Red Lake Nation News - Babaamaajimowinan (Telling of news in different places)

To Vote or Not to Vote: Native Choice


I teach native politics, treaties, and federal Indian law at the University of Minnesota. In my current course, Law, Sovereignty, & Treaty Rights, we just read a splendid short article by Russel Barsh that describes the rich political and cultural diversity of Indigenous peoples at the global level. He points out, for example, how Indigenous peoples in states like the United States and Australia, where their demographic footprint is small—less than 2 percent of the overall population and controlling less than 5 percent of the territory—typically engage in intergovernmental politics very differently than in states like Bolivia, Mexico, or New Zealand, where the indigenous population is much larger: 10 to 50 percent or more and where they control or live on a much larger territorial mass.

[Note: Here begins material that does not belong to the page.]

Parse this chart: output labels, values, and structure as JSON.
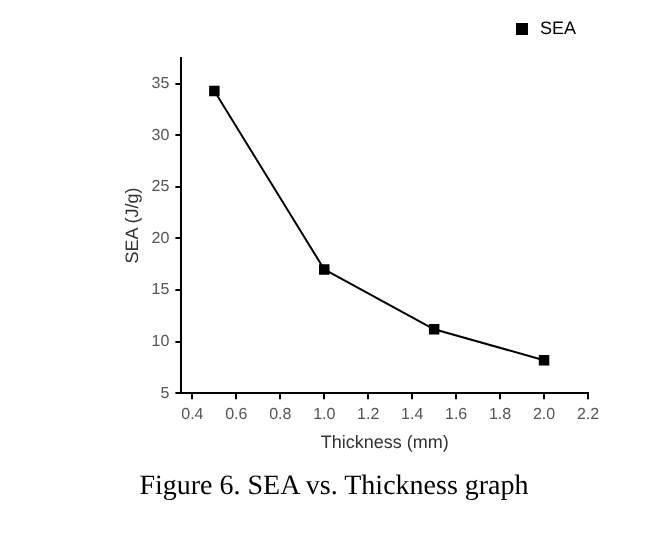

In places like Bolivia, Native peoples wielding considerable electoral and economic power tend to focus on seeking direct representation within the national government and thus frequently align politically with other racial or ethnic groups with similar goals. However, the landscape is very different for Indigenous peoples who are a numerical minority within the confines of a large state, as in the United States. Since the late 1960s, Native nations have balanced very public efforts to maintain and strengthen autonomy with deliberate political segregation which has proven vital for delineating our existence as distinct sovereign nations separate and apart from racial, ethnic, and gender groups who generally seek a measure of inclusion in the larger polity.